ROMA, martedì, 25 settembre 2012 (ZENIT.org).- L’11 ottobre prossimo si celebrano i 50 anni dall’inizio del Concilio Vaticano II. Avevo 33 anni ed ero nel giornalismo cattolico da dieci anni. Ho partecipato al Concilio come giornalista dell’Osservatore Romano e come “perito” delle missioni,nominato da Giovanni XXIII nel febbraio 1962 a far parte della commissione che doveva scrivere prima la bozza di lavoro e poi il testo del decreto missionario Ad Gentes. A Milano ero direttore di “Le Missioni Cattoliche”, ma nei mesi del Concilio vivevo quasi sempre al Pime di Roma e con rapidi viaggi notturni in treno venivo a Milano e tornavo a Roma.

Nel Radiomessaggio della Pasqua 1962 Giovanni XXIII aveva detto: “Il Concilio sarà come una novella Pentecoste, da cui riprenderanno vigore le energie apostoliche della Chiesa in tutta l’estensione del suo mandato e del suo giovanile vigore”. A questa visione ottimistica noi giovani aderivamo con entusiasmo. Cosa ricordo di quei tempi?  Ripensandoci, mi pare che il mondo cattolico fosse del tutto impreparato al Concilio, cioè a quei cambiamenti radicali, che lo Spirito ha ispirato e quasi imposto ad una Chiesa che stava chiudendosi in se stessa. Fra l’altro, si pensava che sarebbe durato due o tre mesi, invece durò quattro anni.

A quel tempo noi, preti giovani, l’abbiamo accolto con entusiasmo e lo stesso movimento missionario italiano viveva una stagione di fervore oggi inimmaginabile: in Italia c’era un pullulare di vocazioni e iniziative missionarie, unità e collaborazione tra le forze missionarie. Nel 1955 avevamo iniziato assieme la EMI (Editrice missionaria italiana) e l’équipe di missionari animatori dei seminari diocesani per l'”Unione missionaria del clero”; la Fesmi (Federazione stampa missionaria, 1956), il Suam (Segretariato unitario animazione missionaria, 1957) e altri organismi di collaborazione tra animatori e docenti dei seminari missionari; i Congressi missionari nazionali (il primo a Padova nel 1958) e la “Settimana di studi missionari” con l’Università cattolica (1960). Giovanni XXIII diffondeva ottimismo e dichiarava spesso di amare molto le missioni.
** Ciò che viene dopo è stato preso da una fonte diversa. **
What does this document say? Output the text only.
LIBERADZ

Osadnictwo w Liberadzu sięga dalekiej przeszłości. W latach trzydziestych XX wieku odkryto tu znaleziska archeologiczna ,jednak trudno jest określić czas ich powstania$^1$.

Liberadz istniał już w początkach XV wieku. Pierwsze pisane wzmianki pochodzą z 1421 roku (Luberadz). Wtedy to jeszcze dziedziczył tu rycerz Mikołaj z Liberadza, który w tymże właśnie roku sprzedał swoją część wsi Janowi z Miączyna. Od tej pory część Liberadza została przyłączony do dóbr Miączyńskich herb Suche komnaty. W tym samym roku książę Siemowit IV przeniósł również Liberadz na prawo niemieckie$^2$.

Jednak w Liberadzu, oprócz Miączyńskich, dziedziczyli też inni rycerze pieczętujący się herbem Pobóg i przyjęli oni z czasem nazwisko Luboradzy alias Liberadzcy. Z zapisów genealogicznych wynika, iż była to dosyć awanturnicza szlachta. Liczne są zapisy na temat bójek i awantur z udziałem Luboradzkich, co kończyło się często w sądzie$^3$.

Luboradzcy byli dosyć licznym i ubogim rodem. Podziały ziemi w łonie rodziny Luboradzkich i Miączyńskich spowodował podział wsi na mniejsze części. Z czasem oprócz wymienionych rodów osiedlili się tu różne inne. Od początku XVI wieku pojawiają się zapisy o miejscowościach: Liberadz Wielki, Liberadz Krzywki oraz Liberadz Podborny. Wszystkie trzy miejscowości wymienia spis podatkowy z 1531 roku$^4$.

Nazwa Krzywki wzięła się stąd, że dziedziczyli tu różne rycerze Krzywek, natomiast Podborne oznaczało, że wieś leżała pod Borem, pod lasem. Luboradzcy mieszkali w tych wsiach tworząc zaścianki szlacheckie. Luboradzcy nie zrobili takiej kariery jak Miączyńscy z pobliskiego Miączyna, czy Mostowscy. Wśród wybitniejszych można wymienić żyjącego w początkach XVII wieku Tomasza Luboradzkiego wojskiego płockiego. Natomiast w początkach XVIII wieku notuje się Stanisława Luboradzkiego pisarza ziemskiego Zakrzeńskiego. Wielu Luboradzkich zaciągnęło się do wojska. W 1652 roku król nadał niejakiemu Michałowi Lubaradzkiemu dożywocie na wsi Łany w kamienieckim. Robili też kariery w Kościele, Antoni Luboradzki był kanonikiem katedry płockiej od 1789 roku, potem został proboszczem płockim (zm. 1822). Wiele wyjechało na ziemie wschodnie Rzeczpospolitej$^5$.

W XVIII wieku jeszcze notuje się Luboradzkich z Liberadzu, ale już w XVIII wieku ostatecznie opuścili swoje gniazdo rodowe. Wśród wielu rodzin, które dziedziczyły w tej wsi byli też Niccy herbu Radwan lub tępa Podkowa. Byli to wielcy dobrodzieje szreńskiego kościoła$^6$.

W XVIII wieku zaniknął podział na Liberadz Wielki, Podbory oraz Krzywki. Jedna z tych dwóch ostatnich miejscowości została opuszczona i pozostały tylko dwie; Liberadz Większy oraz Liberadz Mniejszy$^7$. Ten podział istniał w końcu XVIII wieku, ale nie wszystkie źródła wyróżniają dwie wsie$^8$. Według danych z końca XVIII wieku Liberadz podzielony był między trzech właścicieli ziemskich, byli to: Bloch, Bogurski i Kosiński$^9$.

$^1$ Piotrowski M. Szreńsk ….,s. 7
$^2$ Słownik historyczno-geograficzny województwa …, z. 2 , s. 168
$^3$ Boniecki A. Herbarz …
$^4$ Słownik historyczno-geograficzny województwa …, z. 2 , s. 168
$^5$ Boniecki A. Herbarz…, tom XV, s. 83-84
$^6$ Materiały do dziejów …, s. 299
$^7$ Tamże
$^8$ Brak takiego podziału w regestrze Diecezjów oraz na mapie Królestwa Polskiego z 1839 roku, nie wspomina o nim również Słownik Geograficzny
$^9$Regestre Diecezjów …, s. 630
Negli anni cinquanta tre encicliche missionarie: due di Pio XII, la “Evangeliipraecones” (1951) e la “Fidei Donum” (1957), poi la “Princeps pastorum” (1959) di Giovanni XXIII. Nella Chiesa italiana si respirava un’atmosfera di fervore missionario; nei seminari e nel giovane clero c’era disponibilità a partire per le missioni. Nella preparazione al Vaticano II, la commissione delle missioni aveva iniziato i suoi lavori il 24 ottobre 1960. Io ci sono entrato nel febbraio 1962 come uno dei “periti”, mentre Raimondo Manzini mi invitava nella redazione dell’Osservatore Romano durante i mesi autunnali, incaricandomi di preparare le 2-3 pagine conciliari quotidiane con mons. Benvenuto Matteucci e don Paolo Vicentin.  

Il lavoro stressante che mi richiedevano l’Osservatore e “Le Missioni Cattoliche” a Milano mi impedì di dare il tempo necessario alla commissione delle missioni. Però, andavo a qualche incontro, avevo in mano i testi prodotti e intervistando vescovi ed esperti membri della commissione, mi ha permesso di seguire passo passo i contrasti e la maturazione del decreto missionario del Concilio.

I ricordi più belli del tempo conciliare riguardano gli incontri con i vescovi, che intervistavo per il quotidiano vaticano: le migliori interviste le ho pubblicate in “Concilio e terzo mondo” (Emi 1966), tradotto in francese (“Le Concile du Tiers Monde”, Centurion). Intervistavo i vescovi emergenti delle missioni: Zungrana, Gracias, Rugambwa, Gantin, Malula, Helder Camara, Lokuang, Zoa, Khoreiche, Mar Gregorios, Raymond, Cordeiro, Nguyen Van Binh, Larrain, Nagae, Gopu, Yamaguchi, Busimba, ecc.; inoltre, molti vescovi missionari di nazionalità italiana o europea e personalità del Concilio (Agagianian, Gilroy, Bea, Koenig, Lercaro).

Al lettore d’oggi questi nomi dicono poco ma a quel tempo erano personalità conosciute, a volte sorgevano problemi per pubblicare le loro interviste sull’Osservatore: alcuni tagli e due le interviste non pubblicate, al card. Bea e a mons. Helder Camara (che ho poi inserito nel libro). Quelle interviste ai vescovi del Concilio, lunghe e accurate, avevano buona risonanza nella stampa internazionale, portavano alla ribalta i problemi delle missioni.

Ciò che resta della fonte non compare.